Tuesday, December 22, 2009

All we want for Christmas is a VisCube Immersive 3D Display

The VisCube multi-screen 3D display provides users with a cave-like immersive virtual reality experience. Equipped with a Wii-like motion-tracking wand, users can interact with the simulation that surrounds them.

VisCube Enables Surgeons to Practice Procedures Virtually

The University of Alabama, Birmingham has acquired a VisCube and plans to use it to allow surgeon trainees to practice complicated operations on virtual patients before they ever step into an operating room. The mechanical engineering department plans to write VisCube simulations for dentistry, physical therapy and engi­neering.

Friday, December 18, 2009

CSIRO Develops 3D Colonoscopy Simulator

The Commonwealth Scientific and Industrial Research Organisation (CSIRO), Australia's national science agency, has created a 3D colonoscopy training simulator that will enable trainee surgeons to interact with accurate computer-based simulations of the human colon. The simulator uses a modified clinical colonoscope and realistic haptic (force) feedback device to provide a lifelike clinical experience.

Rather than teach complex medical procedures like colonoscopy using real patients, surgical training simulations offer a safe and cost-effective training environment in which complicated procedures can be taught with no risk to patients.

Colonoscopy, considered the best examination for the detection and removal of precancerous polyps, is a difficult procedure to master, requiring trainee surgeons to perform 300 to 1,000 operations before reaching an expert level. Researchers at CSIRO's Preventative Health Flagship believe the simulator will help reduce the incidence of bowel cancer.

Read more about the CSIRO Colonoscopy Training Simulator.

Tuesday, December 15, 2009

Boeing Unveils New Visual Display For Simulation Applications

Boeing unveiled its Constant Resolution Visual System (CRVS) at The Interservice/Industry Training, Simulation and Education Conference (I/ITSEC) this year. The CRVS, the company's newest visual display, helps simulation developers deliver immersive environments by providing a high-resolution "out-the-window" view for operators of equipment training simulations. The CRVS can be used for training operators of jets, rotorcrafts, or ground-based vehicles.

The CRVS will be production-ready in early 2010

"CRVS is unique because it offers the same high resolution throughout the entire viewing area, providing an uninterrupted field of view and unvarying target acuity," said Mark McGraw, Boeing vice president for Training Systems & Services. "It makes virtual training missions and other simulations more detailed and effective."

The CRVS's High Definition projector format is compatible with a wide variety of commercial-off-the-shelf projectors, and also uses significantly fewer projectors than other high-resolution displays, making it a more flexible and cost-effective solution.

Friday, December 11, 2009

BCIT Launches The CUBE

British Columbia Institute of Technology Launches The CUBE: Centre for the use of 3D simulation technology, taking teaching and learning to a new level.

With a US$1 million grant from Lockheed Martin and $380,000 in software contributions from NGRAIN Corporation, BCIT has launched The Cube.

BURNABY, BRITISH COLUMBIA -- (MARKET WIRE) -- 11/02/09 -- It will transform the way instructors teach and the way students learn at BCIT. It will bring the workplace into the classroom and enrich curriculum - virtually.

The CUBE initiative places 3D simulations of expensive, rare, and leading edge equipment into the hands of BCIT students, anytime, anywhere allowing learners to explore complex components and systems in a 3D virtual world before they touch the real thing.

Read the entire press release

Thursday, December 03, 2009

Interactive 3D Equipment Simulation Saves U.S. Army Engineer School $14-million (USD)

I/ITSEC 2009, Orlando FL

Canadian firm NGRAIN announced today at I/ITSEC that the US Army Engineer School at Fort Leonard Wood – which trains soldiers how to repair and overhaul construction equipment that supports ground missions – is achieving a $14-million (USD) savings each year by using interactive 3D equipment simulators.

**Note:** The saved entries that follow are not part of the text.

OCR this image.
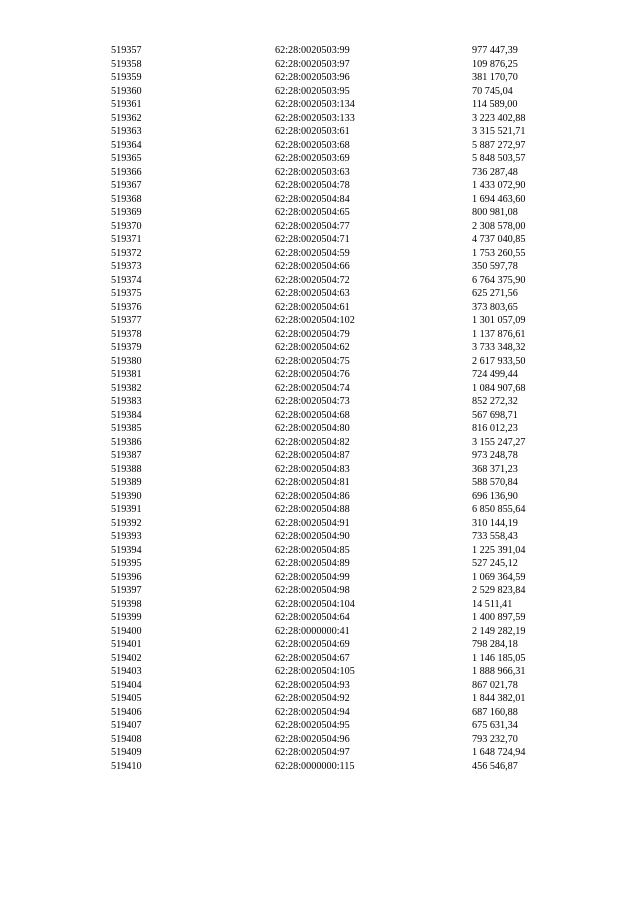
519357	62:28:0020503:99	977 447,39
519358	62:28:0020503:97	109 876,25
519359	62:28:0020503:96	381 170,70
519360	62:28:0020503:95	70 745,04
519361	62:28:0020503:134	114 589,00
519362	62:28:0020503:133	3 223 402,88
519363	62:28:0020503:61	3 315 521,71
519364	62:28:0020503:68	5 887 272,97
519365	62:28:0020503:69	5 848 503,57
519366	62:28:0020503:63	736 287,48
519367	62:28:0020504:78	1 433 072,90
519368	62:28:0020504:84	1 694 463,60
519369	62:28:0020504:65	800 981,08
519370	62:28:0020504:77	2 308 578,00
519371	62:28:0020504:71	4 737 040,85
519372	62:28:0020504:59	1 753 260,55
519373	62:28:0020504:66	350 597,78
519374	62:28:0020504:72	6 764 375,90
519375	62:28:0020504:63	625 271,56
519376	62:28:0020504:61	373 803,65
519377	62:28:0020504:102	1 301 057,09
519378	62:28:0020504:79	1 137 876,61
519379	62:28:0020504:62	3 733 348,32
519380	62:28:0020504:75	2 617 933,50
519381	62:28:0020504:76	724 499,44
519382	62:28:0020504:74	1 084 907,68
519383	62:28:0020504:73	852 272,32
519384	62:28:0020504:68	567 698,71
519385	62:28:0020504:80	816 012,23
519386	62:28:0020504:82	3 155 247,27
519387	62:28:0020504:87	973 248,78
519388	62:28:0020504:83	368 371,23
519389	62:28:0020504:81	588 570,84
519390	62:28:0020504:86	696 136,90
519391	62:28:0020504:88	6 850 855,64
519392	62:28:0020504:91	310 144,19
519393	62:28:0020504:90	733 558,43
519394	62:28:0020504:85	1 225 391,04
519395	62:28:0020504:89	527 245,12
519396	62:28:0020504:99	1 069 364,59
519397	62:28:0020504:98	2 529 823,84
519398	62:28:0020504:104	14 511,41
519399	62:28:0020504:64	1 400 897,59
519400	62:28:0000000:41	2 149 282,19
519401	62:28:0020504:69	798 284,18
519402	62:28:0020504:67	1 146 185,05
519403	62:28:0020504:105	1 888 966,31
519404	62:28:0020504:93	867 021,78
519405	62:28:0020504:92	1 844 382,01
519406	62:28:0020504:94	687 160,88
519407	62:28:0020504:95	675 631,34
519408	62:28:0020504:96	793 232,70
519409	62:28:0020504:97	1 648 724,94
519410	62:28:0000000:115	456 546,87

The savings has enabled the school to extend the curriculum to include training on new vehicle technology.

“With NGRAIN-enabled courseware in our classrooms, we are able to shave 12 hours off the 40-hour brake system training block,” explained Cecil Caldwell, Chief, Maintenance Training Division, Fort Leonard Wood, US Army. “With an annual training load of approximately 1,200 students, this one-and-a half day reduction in training time translates to more than $14-million in savings per year. We now apply this savings to deliver training for new vehicle technology, including wet brakes maintenance and repair.”


Wednesday, December 02, 2009

Game of the Show: Virtual Battlespace 2

Although it was first released in 2007, Virtual Battlespace 2 by Bohemia Interactive seems to be the gold standard for virtual training simulations. This is the project that is referenced most consistently across the various sessions at the I/ITSEC conference.

The nice thing about this clip is that the specific simulation features are named as you go through the video.

Given this is for the military, there's a lot of shooting going on in this clip, but there's also a good deal of general features that you'd want to see in any simulation creation engine.